Today marks one year since I quit my day job as a bookseller. For three years, I shelved books, helped customers, and, during my spare time, I wrote stories of my own. My dream was to become a full-time writer, but I knew how unlikely that was. Still, I spent my lunch breaks in the conference room with my laptop. I got up early every morning to pound out a set number of words before I went to work. I wrote on weekends. And I never stopped dreaming.
In many ways, I’ve always been a bookseller. I think everyone should read. I gave a copy of Bringing Down the House by Ben Mezrich (Free Press, 2003) to a friend of mine who claimed to hate reading. But I knew he loved blackjack and practiced counting cards. He begrudgingly took the book—and he read it in a single day. He gushed about how great it was, though he still insisted that he despised reading.
My motivations were selfish: I wanted company. A book is read in one’s mind (unless you’re a parent). When I finish a great book, the first thing I want to do is find someone to discuss it with. That often meant passing it off. “Here. Read this so we can talk about it.” So, I was a bookseller from the moment I could read. My mother was the customer who suffered my pushy ways, scooping up the latest from Dr. Seuss or Encyclopedia Brown.
I credit my mom with my love of the written word. She was a schoolteacher and taught me to read when I was very young. She worked several jobs raising three kids on her own, eventually running a Barnes & Noble bookstore in Spartanburg, S.C. No matter how rough a time my mother had making ends meet, we always had books. I would camp out in the Waldenbooks at the mall, and the people who worked there learned to ignore me. If I saw someone pick up a book I enjoyed, I urged him or her to read it. I had no idea you could get paid for what I was doing.
In college I needed a job to pay for expensive textbooks. A Barnes & Noble was about to open nearby and was hiring booksellers. They backed tractor trailers stuffed with pallets of books up to the doors, and we spent weeks stocking empty shelves. It was a dream job: I would’ve been hanging out there anyway. My paycheck rarely made it out the door.
Over a decade later, I left my career as a yacht captain to follow my wife into the mountains of North Carolina. There was an unsurprising lack of yachts up there. When I decided to chase my childhood dream of becoming an author, the day job that made the most sense to me was back in a bookstore. I fell into a routine with books on all sides of me. I reviewed them for a Web site; I went home with free copies from publishers; I chatted about books and sold books all day; and I wrote my own during every free moment.

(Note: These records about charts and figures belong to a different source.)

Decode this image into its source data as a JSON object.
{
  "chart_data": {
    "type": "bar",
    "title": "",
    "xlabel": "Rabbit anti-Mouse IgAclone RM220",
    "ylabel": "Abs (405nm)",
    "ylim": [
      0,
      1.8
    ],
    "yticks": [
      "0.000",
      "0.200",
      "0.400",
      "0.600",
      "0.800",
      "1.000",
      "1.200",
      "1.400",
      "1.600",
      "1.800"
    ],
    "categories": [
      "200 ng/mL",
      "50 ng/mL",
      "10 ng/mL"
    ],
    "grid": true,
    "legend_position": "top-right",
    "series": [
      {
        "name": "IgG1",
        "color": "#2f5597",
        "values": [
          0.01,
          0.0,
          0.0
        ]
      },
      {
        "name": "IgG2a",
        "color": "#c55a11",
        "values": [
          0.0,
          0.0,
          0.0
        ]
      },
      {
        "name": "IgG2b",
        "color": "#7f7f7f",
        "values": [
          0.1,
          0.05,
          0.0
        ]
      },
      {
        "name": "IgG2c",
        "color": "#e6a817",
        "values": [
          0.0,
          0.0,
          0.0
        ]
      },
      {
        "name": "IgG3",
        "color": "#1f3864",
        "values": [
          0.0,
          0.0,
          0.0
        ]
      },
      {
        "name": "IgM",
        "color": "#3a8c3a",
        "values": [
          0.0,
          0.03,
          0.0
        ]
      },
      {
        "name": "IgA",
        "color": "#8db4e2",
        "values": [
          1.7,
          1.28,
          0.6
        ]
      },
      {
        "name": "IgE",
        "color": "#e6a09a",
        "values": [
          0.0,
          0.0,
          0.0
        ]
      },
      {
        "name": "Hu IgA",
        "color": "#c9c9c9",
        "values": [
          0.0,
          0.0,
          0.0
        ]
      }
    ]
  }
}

In the last year, I’ve been extremely fortunate to find myself making it as an author. And my success has reinforced my idea that readers are booksellers. One of the books I wrote during those lunch breaks has gone on to become a New York Times bestseller, and I owe that entirely to reader word of mouth. The chatter that used to be limited to the space between bookshelves can now be heard everywhere. It’s on Twitter. It’s on Facebook. It’s strangers reading that last chapter, closing a book, and looking for someone to talk to. Bookselling is all of us seeking company in this enterprise we are so passionate about. As a lover of bookstores and someone who has spent much of his life in them, I believe they are as important as ever. Even though “buzz” is crucial, professional booksellers are also crucial to the discovery process. They know what’s out, what’s selling, what you might like if you enjoyed a particular title. They do every day what many of us dabble in—they infect others with their book-loving enthusiasm. This is the lifeblood of the industry, this passion for reading. It’s what my mother gave me and what I try to pass on to others. I may have quit my day job a year ago, but I’ll never stop being a bookseller.